Barcelona is going to build a road bridge which may be the cleanest bridge yet. Of course it’ll have pedestrian walks and bike paths, however, what makes the bridge really noteworthy is that it will clean the air.
Concrete is notoriously energy-intensive to create so any carbon offset is beneficial. The Barcelona bridge will make use of photocatalytic concrete.
But the real prize of this thing is its basic building material, photocatalytic concrete. The principal of photocatylitics is that ultraviolet light naturally breaks down dirt, both natural and synthetic. It’s that old adage about sunlight being the best disinfectant. Photocatalytic concrete is used with titanium dioxide, which helps accelerate the natural UV-breakdown process, turning the pollution into carbon dioxide, and oxygen and substances that actually belong in the atmosphere.

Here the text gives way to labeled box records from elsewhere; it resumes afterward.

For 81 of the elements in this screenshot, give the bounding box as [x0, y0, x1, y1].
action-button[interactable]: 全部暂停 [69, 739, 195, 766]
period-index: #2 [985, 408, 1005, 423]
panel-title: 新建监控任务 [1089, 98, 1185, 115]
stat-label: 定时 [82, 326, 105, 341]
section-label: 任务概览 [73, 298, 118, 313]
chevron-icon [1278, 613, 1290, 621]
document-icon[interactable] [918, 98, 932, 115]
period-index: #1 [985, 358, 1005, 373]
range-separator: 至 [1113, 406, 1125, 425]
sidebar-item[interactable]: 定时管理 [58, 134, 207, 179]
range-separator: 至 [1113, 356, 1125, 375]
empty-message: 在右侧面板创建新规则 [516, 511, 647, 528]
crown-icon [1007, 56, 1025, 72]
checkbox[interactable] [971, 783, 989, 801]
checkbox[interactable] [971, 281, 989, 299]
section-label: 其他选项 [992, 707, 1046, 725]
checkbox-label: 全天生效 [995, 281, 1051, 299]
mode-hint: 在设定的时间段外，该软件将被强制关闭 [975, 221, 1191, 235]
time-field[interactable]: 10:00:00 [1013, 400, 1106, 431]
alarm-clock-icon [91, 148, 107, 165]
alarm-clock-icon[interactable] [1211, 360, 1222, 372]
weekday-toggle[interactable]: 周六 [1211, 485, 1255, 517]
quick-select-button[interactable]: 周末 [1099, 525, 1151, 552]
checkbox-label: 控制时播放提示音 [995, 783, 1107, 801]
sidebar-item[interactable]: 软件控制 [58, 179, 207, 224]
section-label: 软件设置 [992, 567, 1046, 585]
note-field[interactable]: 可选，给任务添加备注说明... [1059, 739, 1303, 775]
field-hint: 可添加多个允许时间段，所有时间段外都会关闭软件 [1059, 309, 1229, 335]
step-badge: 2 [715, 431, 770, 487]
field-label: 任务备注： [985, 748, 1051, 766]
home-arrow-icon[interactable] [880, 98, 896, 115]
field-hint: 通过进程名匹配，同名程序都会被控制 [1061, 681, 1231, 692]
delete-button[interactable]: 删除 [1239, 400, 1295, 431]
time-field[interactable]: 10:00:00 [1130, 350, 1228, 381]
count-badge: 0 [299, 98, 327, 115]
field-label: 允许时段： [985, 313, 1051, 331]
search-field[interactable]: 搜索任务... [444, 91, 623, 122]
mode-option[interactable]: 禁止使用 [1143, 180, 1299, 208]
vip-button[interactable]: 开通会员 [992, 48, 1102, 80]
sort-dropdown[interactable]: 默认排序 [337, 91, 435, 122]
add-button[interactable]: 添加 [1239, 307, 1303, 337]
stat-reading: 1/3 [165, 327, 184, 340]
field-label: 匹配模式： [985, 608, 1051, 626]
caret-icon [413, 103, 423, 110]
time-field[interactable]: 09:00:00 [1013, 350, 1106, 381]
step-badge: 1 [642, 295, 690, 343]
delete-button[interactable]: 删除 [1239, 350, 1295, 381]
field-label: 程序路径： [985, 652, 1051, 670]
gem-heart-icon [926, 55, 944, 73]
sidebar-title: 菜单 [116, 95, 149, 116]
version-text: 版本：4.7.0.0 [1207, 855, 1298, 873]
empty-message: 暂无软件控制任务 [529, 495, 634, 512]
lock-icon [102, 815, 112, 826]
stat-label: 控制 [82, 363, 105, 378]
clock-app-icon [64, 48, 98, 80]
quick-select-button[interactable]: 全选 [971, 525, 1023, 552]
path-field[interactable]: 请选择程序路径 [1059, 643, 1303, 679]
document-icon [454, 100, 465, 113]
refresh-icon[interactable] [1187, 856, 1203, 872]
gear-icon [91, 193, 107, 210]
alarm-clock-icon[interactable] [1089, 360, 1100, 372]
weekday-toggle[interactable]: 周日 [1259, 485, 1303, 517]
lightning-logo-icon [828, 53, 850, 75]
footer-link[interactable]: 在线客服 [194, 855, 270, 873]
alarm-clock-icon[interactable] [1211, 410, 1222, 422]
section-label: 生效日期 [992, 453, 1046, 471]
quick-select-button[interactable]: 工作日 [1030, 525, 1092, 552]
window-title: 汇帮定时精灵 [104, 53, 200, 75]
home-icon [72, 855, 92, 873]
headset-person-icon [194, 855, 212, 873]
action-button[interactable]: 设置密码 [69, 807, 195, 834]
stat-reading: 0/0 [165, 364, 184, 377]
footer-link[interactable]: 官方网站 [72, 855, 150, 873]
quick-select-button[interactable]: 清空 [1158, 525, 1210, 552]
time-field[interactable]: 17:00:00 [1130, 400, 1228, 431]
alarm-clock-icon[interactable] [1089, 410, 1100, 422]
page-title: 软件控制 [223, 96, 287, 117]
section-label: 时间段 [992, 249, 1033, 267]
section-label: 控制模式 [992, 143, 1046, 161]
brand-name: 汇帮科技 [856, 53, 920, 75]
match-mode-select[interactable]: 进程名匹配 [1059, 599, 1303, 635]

The actual process has to do with semiconductors and electrons and other things that you may or may not care to read about. (At any rate, the Concrete Society of the United Kingdom does a better job of explaining it.)
An air-cleaning bridge makes for a neat news story and a sci-fi-ish novelty that environmentalists can blog about. But the important point is that Barcelona has taken a piece of infrastructure that exists solely to accommodate car culture, and re-invented it to partially offset the effects of car pollution.